Is It Safe To Take The COVID Vaccine Or Not?
4 Min Read
As we step into 2021, a year hailed by most to be a redemption version of 2020, our hopes for a better future seem to be taking shape in the form of vaccination drives that have begun across the country. It has been an exhausting year for me too, as well as several other colleagues and frontline workers who have been subjected to a variety of questions- some absurd, some genuine throughout 2020.
With the advent of vaccines and hopefully, the advent of advancement in the way humans understand science, the floodgates have opened for a sea of yet another set of interesting, borderline ridiculous queries. If the most searched term over the past few days on social media has been the name of the Australian cricket captain (read ‘the wrong one’), the counterpart on Google trends is something I could never have guessed- ‘how to make COVID vaccine at home.’
So, answering this albeit ‘burning’ question- is there a way to create a DIY vaccine?
NO. It can be synthesised only in a laboratory, following a complex number of techniques, research studies and clinical trials. Honestly, I brought myself to write this article so I could really answer this, in BOLD. Oddly satisfying, I should say.
A vaccine is a biological preparation, and also a spectacular invention by mankind, in order to help fight deadly and fast-spreading diseases. Vaccines confer acquired immunity upon immunization. This protects an individual from any consequential disease from the pathogen responsible. In this case, Sars-CoV-2 virus is a fast-spreading, frequently mutating one, leading to symptoms & complications of COVID-19.

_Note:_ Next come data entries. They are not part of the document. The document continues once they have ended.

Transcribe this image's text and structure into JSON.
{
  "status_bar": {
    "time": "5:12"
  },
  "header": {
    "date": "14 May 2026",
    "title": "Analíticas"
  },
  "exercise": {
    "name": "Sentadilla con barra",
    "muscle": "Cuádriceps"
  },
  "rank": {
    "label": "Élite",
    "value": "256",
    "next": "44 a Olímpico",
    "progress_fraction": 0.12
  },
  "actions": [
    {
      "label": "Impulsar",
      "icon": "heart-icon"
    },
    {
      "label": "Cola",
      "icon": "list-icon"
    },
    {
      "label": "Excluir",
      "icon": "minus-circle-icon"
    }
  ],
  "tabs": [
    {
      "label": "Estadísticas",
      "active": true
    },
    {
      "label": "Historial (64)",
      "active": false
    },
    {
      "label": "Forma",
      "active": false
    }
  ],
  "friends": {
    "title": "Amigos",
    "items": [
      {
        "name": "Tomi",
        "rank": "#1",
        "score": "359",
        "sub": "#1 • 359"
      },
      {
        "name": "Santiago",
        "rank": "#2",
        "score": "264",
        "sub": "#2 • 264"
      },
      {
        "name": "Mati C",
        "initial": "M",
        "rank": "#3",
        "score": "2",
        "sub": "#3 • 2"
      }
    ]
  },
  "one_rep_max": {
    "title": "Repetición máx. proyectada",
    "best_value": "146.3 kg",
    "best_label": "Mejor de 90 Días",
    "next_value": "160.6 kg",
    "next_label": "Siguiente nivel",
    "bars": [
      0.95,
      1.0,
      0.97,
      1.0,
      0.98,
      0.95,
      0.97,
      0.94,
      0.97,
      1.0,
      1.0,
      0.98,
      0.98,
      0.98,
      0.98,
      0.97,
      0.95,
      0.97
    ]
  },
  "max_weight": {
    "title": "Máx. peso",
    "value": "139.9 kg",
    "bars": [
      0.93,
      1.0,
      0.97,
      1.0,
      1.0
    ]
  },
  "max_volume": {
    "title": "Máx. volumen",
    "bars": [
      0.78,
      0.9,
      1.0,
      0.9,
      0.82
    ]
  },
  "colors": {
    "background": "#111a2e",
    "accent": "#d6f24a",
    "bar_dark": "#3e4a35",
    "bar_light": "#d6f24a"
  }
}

The other day, my neighbour uncle decided to stop by during his morning jog to ask me about the COVID vaccine with his classic ‘oh-that-is-not-my-unshaved-beard-but-my-mask’ look. He has this uncanny resemblance to my intimidating professor from college, and that is why I’m sometimes reluctant to repeatedly tell him- ‘Uncle, I can hear you through the mask, I recognize you, you do not have to make it your chin-shield.’
He said, ‘Doctor, this COVID vaccine is only 70%-90% efficient it seems? Our COVID-19 deaths are only 2%. The vaccine sounds like a failure. Where is 30% and where is 2%? Better to get the disease itself’.

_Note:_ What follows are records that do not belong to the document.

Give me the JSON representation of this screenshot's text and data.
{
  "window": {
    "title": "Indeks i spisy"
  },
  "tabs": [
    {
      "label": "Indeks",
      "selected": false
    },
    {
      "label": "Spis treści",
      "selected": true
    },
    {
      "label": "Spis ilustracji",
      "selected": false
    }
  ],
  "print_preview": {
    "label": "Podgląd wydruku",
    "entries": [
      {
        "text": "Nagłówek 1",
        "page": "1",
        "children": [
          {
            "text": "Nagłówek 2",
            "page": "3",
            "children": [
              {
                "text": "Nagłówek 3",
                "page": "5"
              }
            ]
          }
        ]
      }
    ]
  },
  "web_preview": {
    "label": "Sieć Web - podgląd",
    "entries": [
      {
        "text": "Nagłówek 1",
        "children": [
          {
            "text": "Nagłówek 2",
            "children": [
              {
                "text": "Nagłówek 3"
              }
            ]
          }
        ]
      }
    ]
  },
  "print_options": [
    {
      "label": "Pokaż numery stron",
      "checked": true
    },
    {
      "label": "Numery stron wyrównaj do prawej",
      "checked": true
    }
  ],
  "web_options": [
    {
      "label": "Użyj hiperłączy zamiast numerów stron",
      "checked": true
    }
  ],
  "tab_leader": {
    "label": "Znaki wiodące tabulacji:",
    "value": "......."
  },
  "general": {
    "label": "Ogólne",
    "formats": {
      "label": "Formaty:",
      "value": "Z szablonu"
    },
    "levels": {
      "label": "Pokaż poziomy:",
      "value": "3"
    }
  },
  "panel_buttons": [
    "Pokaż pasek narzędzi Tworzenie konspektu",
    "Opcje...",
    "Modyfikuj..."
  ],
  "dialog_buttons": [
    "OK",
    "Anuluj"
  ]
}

The one greatest advantage of wearing a mask is that it literally masked more than 95% of the ‘tired-yet-wanting-to-explain-again’ face that I made before I explained vaccine efficacy to him.
Are vaccines 100% effective?
A vaccine’s efficacy is determined by the protection it provides against a disease and its effectiveness, by the role in reducing healthcare burden & reducing further spread of the disease. For example, the Oxford-AstraZeneca Covishield vaccine has a two-dose regimen and has its efficacy pegged at over 70%- which is actually good. Really good.
Covaxin or Covishield- no matter which vaccine is being taken, is safe and essential even, to prevent another harrowing year of a never-ending pandemic. It is important to understand that no vaccine is 100% effective. Yes, you read that right. While some people might not develop protection post-vaccination, and for some, protection may wane off over time, large-scale vaccination can help protect those who are unprotected- people who have immunodeficiency disorders, children, etc since the overall disease spread can be monumentally arrested.
Now coming to safety concerns. Natural immunity cannot be banked upon during a pandemic. Getting vaccinated is definitely better than getting sick from the disease in the case of COVID-19. Various myths such as the infamous ‘vaccines cause autism’ have been debunked before and as scientists, doctors and researchers, you will have people like me continuing to do so.
Vaccines can cause mild side effects. All vaccines do. With regards to COVID vaccine, side effects such as mild fever, sore throat, cough, pain at the injection site are not uncommon. However, allergic reactions as well as severe side effects are absolutely rare. Moreover, the Drug Control General of India would not approve something that could potentially add more burden to the already overloaded health care system.
Unfortunately, however, I wish there was some Control General stationed at the black hole of social media on the internet, including the indigenous Whatsapp University, where collective minds come together to brood and trust the misinformation brigade of fear-invoking messages. Well, we don’t always get what we wish for, do we?
Take the vaccine. It is what we wished for, what we have been waiting for. It is absolutely understandable, and right even, to doubt something, but it is never right to reject it based on mere assumptions and fear. So, what can you do if you are too afraid to get the vaccine? (I know this feels like a very ‘cross my heart and hope not to die’ scenario, but it really isn’t).
Ask questions. To the right people. Doctors, scientists, researchers who have ample experience working with the virus, its disease, its burden and everything.
Find ways to alleviate your fears, but not your quest to beget protection for you and your loved ones. The world may have to grapple with more pandemics in the coming years and we must be prepared to face them with the experience we are gaining today. So, vaccinated or not- continue to wash hands, disinfect your surroundings. Remember, they are more effective in eliminating the spread of COVID-19 than the vaccines even.